It's about time McCormick (NYSE:MKC) shares start participating in the broader stock market rally. The spices, flavorings, and condiments seller recently announced another quarter of strong sales growth that bolsters management's claim that many cook-at-home trends will stick around after the pandemic threat fades.
McCormick should benefit disproportionately from those consumer shifts, but that's not the only reason to like this stock following its second-quarter earnings report.
1. Growth is here to stay
Many consumer packaged foods companies are predicting higher demand for their products following the pandemic. But McCormick's results through late May show that it can capitalize on that lift better than its peers.
Sales were up 8% this quarter as higher consumer sales more than offset a weak restaurant business. Sure, that's slower than the 20% spike the company reported last quarter.
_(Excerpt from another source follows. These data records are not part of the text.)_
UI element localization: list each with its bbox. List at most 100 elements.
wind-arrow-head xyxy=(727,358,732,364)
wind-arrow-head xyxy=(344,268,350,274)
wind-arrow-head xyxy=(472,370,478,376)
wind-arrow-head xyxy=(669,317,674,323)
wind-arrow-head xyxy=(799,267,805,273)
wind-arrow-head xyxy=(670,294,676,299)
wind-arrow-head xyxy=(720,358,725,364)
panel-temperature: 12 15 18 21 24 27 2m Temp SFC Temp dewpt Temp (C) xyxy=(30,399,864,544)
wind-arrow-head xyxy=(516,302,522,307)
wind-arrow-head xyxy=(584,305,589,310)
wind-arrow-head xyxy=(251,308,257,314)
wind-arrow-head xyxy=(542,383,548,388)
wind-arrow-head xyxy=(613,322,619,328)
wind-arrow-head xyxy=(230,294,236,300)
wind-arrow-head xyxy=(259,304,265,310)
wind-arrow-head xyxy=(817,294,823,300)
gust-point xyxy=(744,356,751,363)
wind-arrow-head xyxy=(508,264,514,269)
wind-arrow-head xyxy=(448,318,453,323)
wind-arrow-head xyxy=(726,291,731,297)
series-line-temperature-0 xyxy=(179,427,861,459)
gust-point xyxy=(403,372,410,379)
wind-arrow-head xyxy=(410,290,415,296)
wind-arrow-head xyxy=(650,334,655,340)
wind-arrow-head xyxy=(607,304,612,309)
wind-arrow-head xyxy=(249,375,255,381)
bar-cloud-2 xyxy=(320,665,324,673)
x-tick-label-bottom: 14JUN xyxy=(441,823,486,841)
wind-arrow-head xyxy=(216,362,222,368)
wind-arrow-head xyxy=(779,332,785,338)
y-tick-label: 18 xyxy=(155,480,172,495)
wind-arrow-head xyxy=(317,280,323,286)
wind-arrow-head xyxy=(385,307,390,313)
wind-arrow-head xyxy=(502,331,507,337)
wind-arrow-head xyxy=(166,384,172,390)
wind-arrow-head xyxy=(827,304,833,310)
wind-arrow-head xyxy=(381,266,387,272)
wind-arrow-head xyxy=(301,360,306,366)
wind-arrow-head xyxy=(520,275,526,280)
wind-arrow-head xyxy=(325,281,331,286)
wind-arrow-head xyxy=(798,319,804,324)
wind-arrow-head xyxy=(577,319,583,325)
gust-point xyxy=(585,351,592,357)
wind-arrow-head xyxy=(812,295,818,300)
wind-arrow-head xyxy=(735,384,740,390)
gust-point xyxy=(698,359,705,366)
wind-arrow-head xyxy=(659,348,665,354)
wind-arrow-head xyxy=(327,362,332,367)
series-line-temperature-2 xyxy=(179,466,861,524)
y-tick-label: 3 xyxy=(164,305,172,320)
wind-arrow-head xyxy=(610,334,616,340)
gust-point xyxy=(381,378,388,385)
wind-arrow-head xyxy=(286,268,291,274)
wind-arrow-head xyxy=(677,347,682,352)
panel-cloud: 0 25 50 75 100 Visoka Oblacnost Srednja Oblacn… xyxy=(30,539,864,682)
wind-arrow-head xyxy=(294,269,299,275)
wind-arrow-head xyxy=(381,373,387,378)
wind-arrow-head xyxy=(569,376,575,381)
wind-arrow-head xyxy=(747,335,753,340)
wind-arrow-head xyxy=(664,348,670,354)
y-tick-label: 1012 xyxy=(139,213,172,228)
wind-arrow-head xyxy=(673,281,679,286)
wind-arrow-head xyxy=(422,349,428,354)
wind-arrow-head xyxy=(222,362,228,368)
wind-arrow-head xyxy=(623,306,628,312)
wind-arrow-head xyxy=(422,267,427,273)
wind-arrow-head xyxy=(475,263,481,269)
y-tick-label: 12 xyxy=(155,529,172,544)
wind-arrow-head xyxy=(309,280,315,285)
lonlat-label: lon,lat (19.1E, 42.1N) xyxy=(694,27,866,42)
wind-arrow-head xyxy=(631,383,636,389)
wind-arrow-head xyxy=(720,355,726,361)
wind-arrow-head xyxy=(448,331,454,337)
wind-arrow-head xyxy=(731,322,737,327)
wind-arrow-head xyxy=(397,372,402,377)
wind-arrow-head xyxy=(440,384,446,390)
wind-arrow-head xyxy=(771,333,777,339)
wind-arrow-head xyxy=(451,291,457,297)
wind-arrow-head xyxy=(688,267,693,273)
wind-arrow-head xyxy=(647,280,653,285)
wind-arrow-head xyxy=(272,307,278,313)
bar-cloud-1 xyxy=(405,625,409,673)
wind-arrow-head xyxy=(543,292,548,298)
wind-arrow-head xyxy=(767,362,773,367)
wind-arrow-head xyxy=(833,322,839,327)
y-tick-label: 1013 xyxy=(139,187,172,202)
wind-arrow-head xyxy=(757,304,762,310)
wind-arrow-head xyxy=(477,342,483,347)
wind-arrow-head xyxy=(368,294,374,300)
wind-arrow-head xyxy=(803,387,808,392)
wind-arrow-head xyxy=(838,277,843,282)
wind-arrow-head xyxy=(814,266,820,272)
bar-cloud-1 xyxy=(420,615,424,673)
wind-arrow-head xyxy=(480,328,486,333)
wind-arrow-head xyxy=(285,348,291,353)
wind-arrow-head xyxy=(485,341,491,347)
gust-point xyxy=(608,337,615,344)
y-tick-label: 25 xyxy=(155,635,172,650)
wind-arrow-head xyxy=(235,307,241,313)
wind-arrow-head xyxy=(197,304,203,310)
But it still translates into market share growth and a higher sales base compared to before the pandemic struck. McCormick's Q2 revenue is up 20% compared to 2019, in fact. General Mills (NYSE:GIS), for context, just reported less than half that expansion rate.
2. Pricing power
McCormick has more room to raise prices thanks to its portfolio of brands that tilts toward high-margin products like hot sauces and other condiments. That's important because costs are increasing quickly right now.
That move hurt profit margins slightly this past quarter, with gross profit margin falling slightly. But its current 40% rate stacks up well against General Mills' 36%. McCormick just implemented price increases that should lift sales and earnings through the rest of the fiscal year, and that's a big reason why management just lifted their 2021 outlook for both metrics. Sales should rise by between 8% and 10%, they predict, even as major markets like the U.S. settle back down to more normal consumer mobility patterns. In comparison, PepsiCo (NASDAQ:PEP) is targeting about a 5% growth uptick this year.
3. Cash flow
McCormick is also expecting a double-digit earnings boost this year along with strong cash flow. Annual operating cash recently crossed the $1 billion mark, in fact, and should continue to rise thanks to the company's growing portfolio and falling costs.
That success is giving CEO Lawrence Kurzius and his team room to spend aggressively on brand marketing and innovation, meaning growth might easily stay near the 9% to 10% level after the pandemic threat passes.
Shareholder returns will be amplified by higher cash coming through stock buybacks and dividends. I'd expect these direct returns to grow faster over time, too, as McCormick makes progress paying down the debt it took on to make game-changing condiment and sauce acquisitions in recent years.
Combine that bright outlook with the fact that this stock is down over the past year and is trailing peers like PepsiCo and General Mills, and you have a compelling investing thesis. Sure, it's no steal at its current valuation of about four times annual sales. But McCormick stock should still deliver strong returns to investors who hold on as it capitalizes on cook-at-home trends over the coming decades.